Sunday, August 23, 2009

In the Beginning...


Only five months have passed since Robby was diagnosed with systemic onset JRA, yet sometimes it feels like we've been dealing with this disease for years now. At some point I will have to go back and recap all the events that led us here, but for now I want to focus on where we are today.

When he was diagnosed in March, Robby didn't seem to have any joint specific symptoms outside of having general aches when the fever and rash were active along with some stiffness in his hips at these times. We started treatment with Naproxen (4.2 ml twice a day). In June Dr. H mentioned concern with his knees being "puffy" but it's been hard to tell if this was due to arthritis involvement or just "baby chub." We finally decided to do an ultrasound on both knees which took place on August 10th.

All of the technicians, doctors, and nurses I've worked with at Nationwide Children's Hospital have been a wonderful godsend and this ultrasound technician was no exception. Robby cried upon entering the room--I suspect he thought he was there for labs--but some reassurance, a chance to check out the u/s wand, and a Blue's Clues video soon set him at ease. I wish I could say the same about myself. Even with my lack of education in this area, I could tell from the u/s pictures on the screen there were sizable pockets of fluid on both knees. The arthritis was active in both joints. I had no idea what it would mean for us in terms of treatment, but I knew this was not a positive direction.

Dr. H. called at 9:30 p.m. the next night to confirm what I suspected--both knees were actively involved and we needed to step up treatment. I was offered a choice between a combination of prednisone and weekly methotrexate injections or daily injections of kineret. I was devastated at the idea of having to give such a young child these powerful medications. I asked her for some time to think it over and promised to call the office the next day. I spent the rest of the evening pouring over whatever information I could find online about side effects, success rates, and patient testimonies. I was really fearful of the methotrexate and prednisone side effects, so I called the next day and asked that Robby be started on kineret.

On August 14th we set off for a week's vacation in Nags Head, NC. It was so nice to get away even though I spent more time that week than I care to admit to worrying about starting the injections when we returned home. There were a couple of evenings throughout the week when Robby would feel warm and I would find his temperature was around 100. A dose of Tylenol seemed to take care of things and overall he seemed to be in good spirits. He really enjoyed the sand and the ocean and it was nice to see him playing so much and having a good time. We started the trip home on Friday August 21st which marked the beginning of the decline Robby is currently in.

We broke the car ride up over two days for both trips to try to minimize the amount of continuous sitting in the car seat. Just before stopping for the evening Friday night, Robby was very whiny in the car seat with a lot of squirming and complaining that his "butt hurt" (meaning his hips). He seemed to perk up a bit in the hotel room and enjoyed sitting on the big beds and watching television. Throughout the night though I woke up to him whimpering or crying. A couple of times he actually woke up crying for me and I had to pat him and sit with him to get him back to sleep. I wasn't sure if he was in pain or if it was just a matter of sleeping in a strange place. The next morning he seemed to be okay except for being very clingy and some whining.

During the second day's car ride, he became uncomfortable much more quickly. We made some extra stops to let him out of the car seat and I noticed he was reluctant to walk much at all and wanted carried most of the time. By the time we made it home, he was noticeably limping and seemed very uncomfortable/moody and clingy. He did not want to walk much at all and his knees were looking larger and felt warm to the touch. I decided to try the heating pad and it seemed to calm him and provide some relief. During the night I heard more whimpering and crying from him even though he was sleeping in his own familiar bed. I was beginning to believe he was experiencing enough pain during the night that it was disturbing his sleep.
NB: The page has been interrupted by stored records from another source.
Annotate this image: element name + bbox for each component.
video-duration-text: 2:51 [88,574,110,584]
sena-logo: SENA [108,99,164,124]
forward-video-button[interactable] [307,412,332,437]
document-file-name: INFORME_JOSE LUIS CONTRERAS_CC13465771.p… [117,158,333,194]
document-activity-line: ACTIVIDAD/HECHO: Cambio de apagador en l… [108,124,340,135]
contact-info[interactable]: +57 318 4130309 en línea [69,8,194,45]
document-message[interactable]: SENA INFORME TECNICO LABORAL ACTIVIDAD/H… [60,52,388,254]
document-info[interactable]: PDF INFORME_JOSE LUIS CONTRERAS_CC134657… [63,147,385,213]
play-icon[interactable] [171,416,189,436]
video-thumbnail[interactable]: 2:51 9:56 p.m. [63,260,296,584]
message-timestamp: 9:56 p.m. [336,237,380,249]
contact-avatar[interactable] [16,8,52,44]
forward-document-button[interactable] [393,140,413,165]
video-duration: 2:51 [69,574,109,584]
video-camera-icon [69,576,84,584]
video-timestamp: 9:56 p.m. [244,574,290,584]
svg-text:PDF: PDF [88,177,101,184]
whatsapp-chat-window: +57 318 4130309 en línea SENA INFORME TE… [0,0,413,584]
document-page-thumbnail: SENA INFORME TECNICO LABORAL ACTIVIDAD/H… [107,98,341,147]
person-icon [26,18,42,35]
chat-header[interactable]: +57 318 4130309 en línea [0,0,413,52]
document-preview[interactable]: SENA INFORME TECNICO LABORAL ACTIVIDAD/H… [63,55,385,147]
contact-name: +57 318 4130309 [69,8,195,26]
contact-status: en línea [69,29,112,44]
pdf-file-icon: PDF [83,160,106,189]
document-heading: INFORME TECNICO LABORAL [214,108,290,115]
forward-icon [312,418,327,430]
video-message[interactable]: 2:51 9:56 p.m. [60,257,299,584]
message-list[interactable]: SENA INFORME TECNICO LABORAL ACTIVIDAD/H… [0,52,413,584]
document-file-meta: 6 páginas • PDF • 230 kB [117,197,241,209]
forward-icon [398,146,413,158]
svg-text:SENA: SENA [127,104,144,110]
This morning when he woke up I got him out of bed and had him stand up on the floor. He took about two wobbly steps and burst into tears with his arms up for me to carry him. This went on for the first couple of hours of the day and he remained somewhat reluctant to walk unless he was really distracted with playing. We went through a similar cycle after his nap and again in the evening. He finally asked for the heating pad which really surprised me. Perhaps it does help relieve the worst of the pain? At bedtime he tried to lay down in his usual position on his stomach with his head to the side and each time he did he would cry and pick it back up telling me his head hurt. I took his temperature and it was 101 so I gave him some Tylenol and had him try laying on his back. That seemed more comfortable and he was able to fall asleep.

I am at a loss at this point. He seems to be declining rapidly with more and more pain as each day passes. To add to my worry--I received a call on Friday from the pharmacy company advising they need prior authorization for the kineret. They sent forms to Dr. H's office. I have no idea what this means. She warned me that the insurance company might not want to cover the kineret because it wasn't FDA approved for children yet and he hadn't failed at least one second line therapy (like mtx). I have to call the office tomorrow morning to talk over options as I'm not comfortable letting him go on like this while they sort out the red tape. He needs some relief as quickly as possible. I can't stand seeing him in pain like this and it scares me when I let myself wonder how much of this damage might be permanent.